I am from India and currently posted in Melbourne(Australia) and working as contractor in IBM Australia.
I have a long time problem with insecurity,inferiority phobia and jealously.
I will give a brief back ground about myself.
I was a good student in my childhood and always used to stand first in my class.
And my parents and myself also had created feeling within me that I always have to stand first and If I cant
stand first then I am no longer good.
So,I always wanted to be in a comfortable position in my life by doing the best so that nobody including me can
question my credibility and I can live happily.
I really used to get scared if I found someone in my class who is really good in studies and can beat me.
It used to create a huge level of insecurity,jealousy within me about that person.And I used to start
feeling depressed and scared of loosing my comfort zone in my class.
Now in my professional career also the same thing is continuing.

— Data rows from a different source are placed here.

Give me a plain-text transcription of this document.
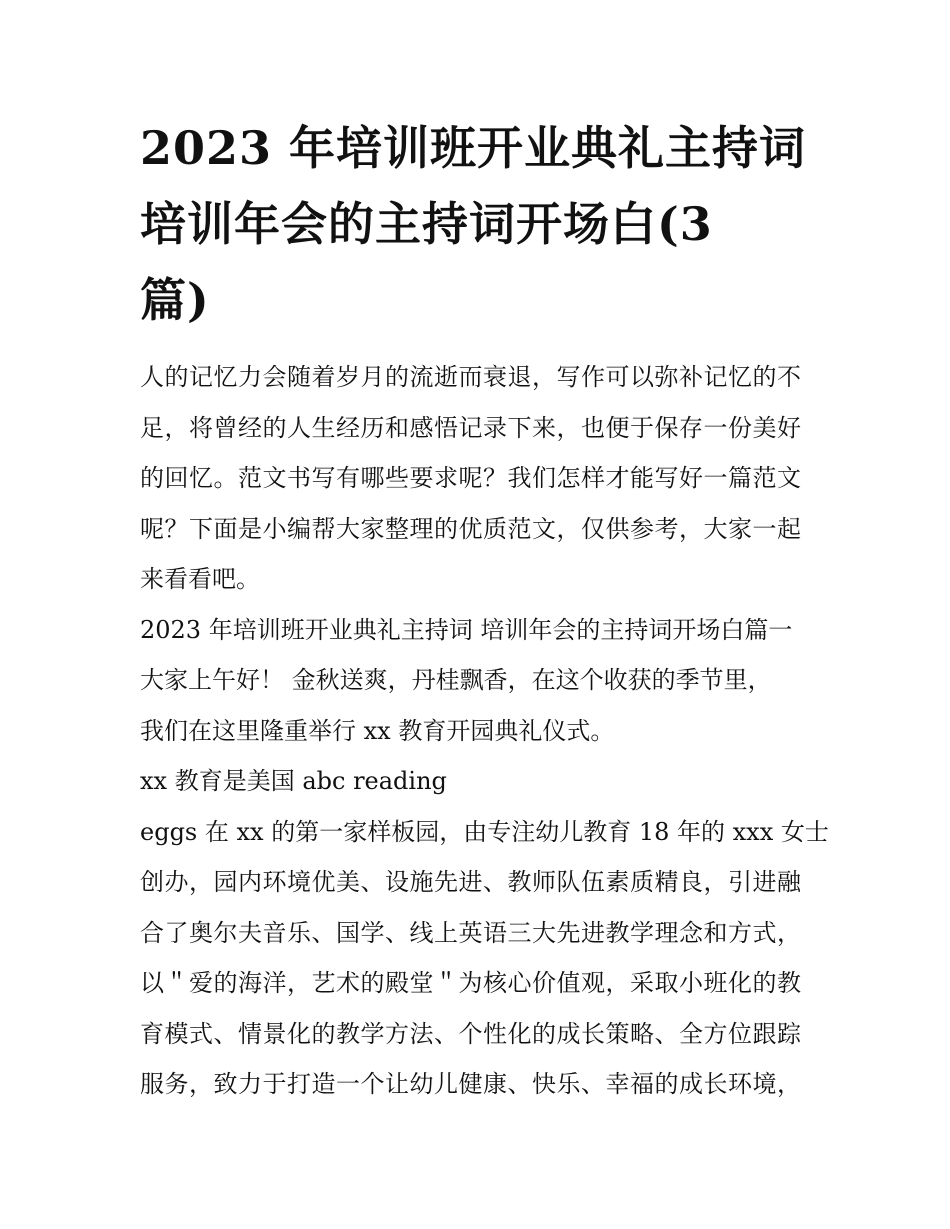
2023 年培训班开业典礼主持词
培训年会的主持词开场白(3
篇)
人的记忆力会随着岁月的流逝而衰退，写作可以弥补记忆的不
足，将曾经的人生经历和感悟记录下来，也便于保存一份美好
的回忆。范文书写有哪些要求呢？我们怎样才能写好一篇范文
呢？下面是小编帮大家整理的优质范文，仅供参考，大家一起
来看看吧。
2023 年培训班开业典礼主持词 培训年会的主持词开场白篇一
大家上午好！ 金秋送爽，丹桂飘香，在这个收获的季节里，
我们在这里隆重举行 xx 教育开园典礼仪式。
xx 教育是美国 abc reading
eggs 在 xx 的第一家样板园，由专注幼儿教育 18 年的 xxx 女士
创办，园内环境优美、设施先进、教师队伍素质精良，引进融
合了奥尔夫音乐、国学、线上英语三大先进教学理念和方式，
以＂爱的海洋，艺术的殿堂＂为核心价值观，采取小班化的教
育模式、情景化的教学方法、个性化的成长策略、全方位跟踪
服务，致力于打造一个让幼儿健康、快乐、幸福的成长环境，
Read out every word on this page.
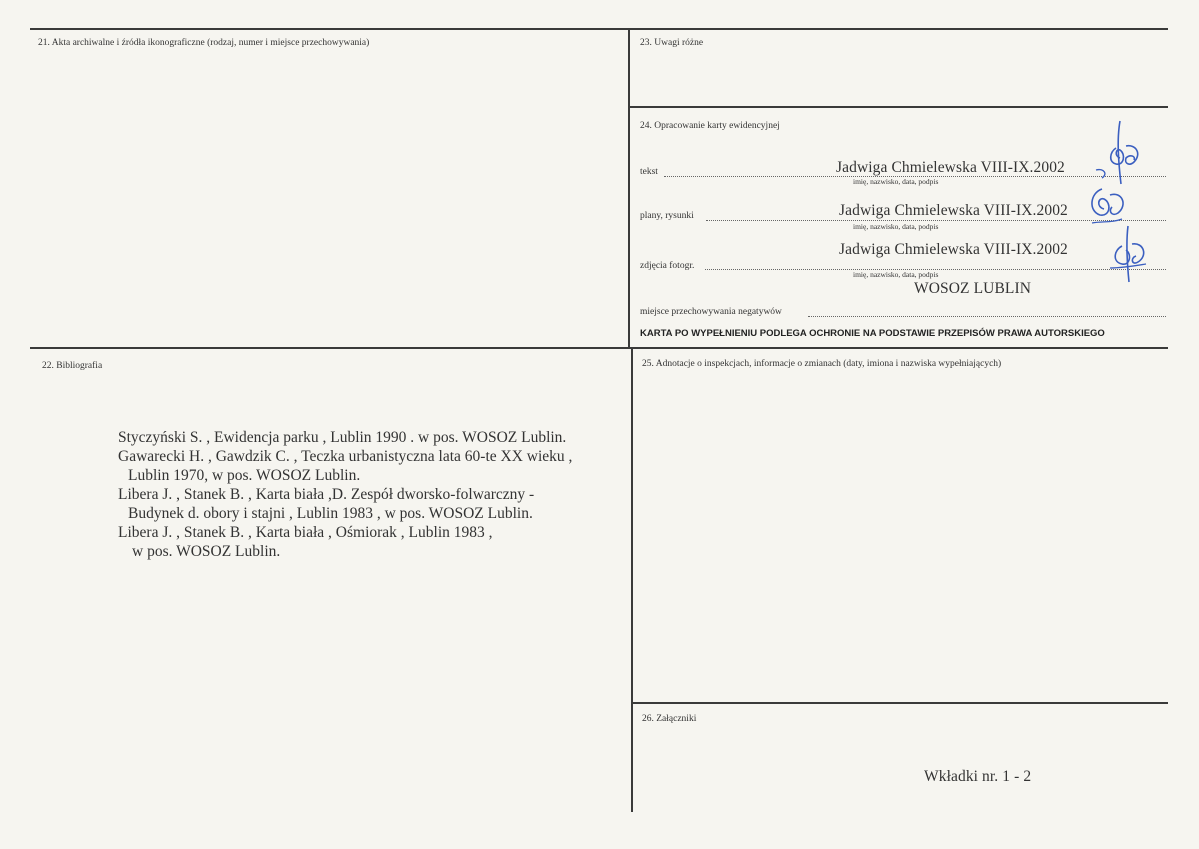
21. Akta archiwalne i źródła ikonograficzne (rodzaj, numer i miejsce przechowywania)
22. Bibliografia
23. Uwagi różne
24. Opracowanie karty ewidencyjnej
25. Adnotacje o inspekcjach, informacje o zmianach (daty, imiona i nazwiska wypełniających)
26. Załączniki
tekst	Jadwiga Chmielewska VIII-IX.2002
imię, nazwisko, data, podpis
plany, rysunki	Jadwiga Chmielewska VIII-IX.2002
imię, nazwisko, data, podpis
zdjęcia fotogr.
Jadwiga Chmielewska VIII-IX.2002
imię, nazwisko, data, podpis
WOSOZ LUBLIN
miejsce przechowywania negatywów
KARTA PO WYPEŁNIENIU PODLEGA OCHRONIE NA PODSTAWIE PRZEPISÓW PRAWA AUTORSKIEGO
Styczyński S. , Ewidencja parku , Lublin 1990 . w pos. WOSOZ Lublin.
Gawarecki H. , Gawdzik C. , Teczka urbanistyczna lata 60-te XX wieku ,
Lublin 1970, w pos. WOSOZ Lublin.
Libera J. , Stanek B. , Karta biała ,D. Zespół dworsko-folwarczny -
Budynek d. obory i stajni , Lublin 1983 , w pos. WOSOZ Lublin.
Libera J. , Stanek B. , Karta biała , Ośmiorak , Lublin 1983 ,
w pos. WOSOZ Lublin.
Wkładki nr. 1 - 2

In my professional life also I am equally good in work and I always want to be in a comfortable position
in my project team.
Here also,when I encounter someone in my project team who is having good skill I start feeling insecure.
I feel of loosing everything out of scare and start feeling hugely depressed.
I become very very jealous about the person and never able to mingle with the person as I feel he is my
I cant concentrate as this fear pings my mind every now and then.
Sometimes I advice myself to be steady and just think about my work and nothing else.
These advice works for sometime and again the phobia comes to my mind and I start feeling scared and
I don't feel like doing anything and my mind is always occupied with these thoughts.
This hampers my personality as in this situation I am doubtful about myself.
I know this world is not all about to be the best always and it's not possible to be the best always as
there are so many people who are better than me.
But I don't have the attitude to take that positively.And I take the competition negatively and afraid
I am very very much scared of competition as I feel the other guy who is better than me will take away
all the name and fame from me and people will not give me importance as I am not good anymore as some other
person is there who can help them and I am of no use.
I want to live happily.
I really don't want all these things in my life.
But I cant convince my mind to get free of all these feeling and thoughts.
I had consulted with one psychiatrist in India and was adviced some tranquilizers.
I take this when I am very very much agitated with these thoughts and don't find any other way.
And when after taking for few days when I feel little relaxed then i stop it gradually.
But this is not a solution as I am not able to get rid of this phobia from my mind and it captures me
like a ghost after few days and stays on my mind again for few days and most the time it stays longer
and longer and when I don't see any solution I start taking tranqulizers.
This is ruining my life.
I am at a loss.
Please help me.
|Dr. E. Seigle - Fri Mar 14, 2008 5:02 pm|
You have provided a very open, honest and insightful account of what is going on for you psychologically, as well as the reasons that you came to be so needful of being the "best" through your childhood experiences. You sound ready and able to benefit from talk psychotherapy to work on changing the patterns of thinking and feeling that are making you so unhappy. So, my advice is to seek the name of a well thought of psychotherapist to help you with this. The therapist should be located close enough so that you can see him or her once or twice per week. The therapsit probably does not need to be a psychiatrist (physician) as medication is probably not an important part of treating your problem; the treatment of choice is probably talk psychotherapy. You were brave to acknowledge and describe your painful feelings; this is a great start on learning to feel and think differently and allowing you to have more happiness. Good luck!
|reeturaj_sunny - Fri Mar 14, 2008 10:34 pm|
Thanks a lot for your reply.
Can you please suggest me any good talk psychotherapist in Melbourne(Australia) here?
I am very new here and don't know where should I go for help.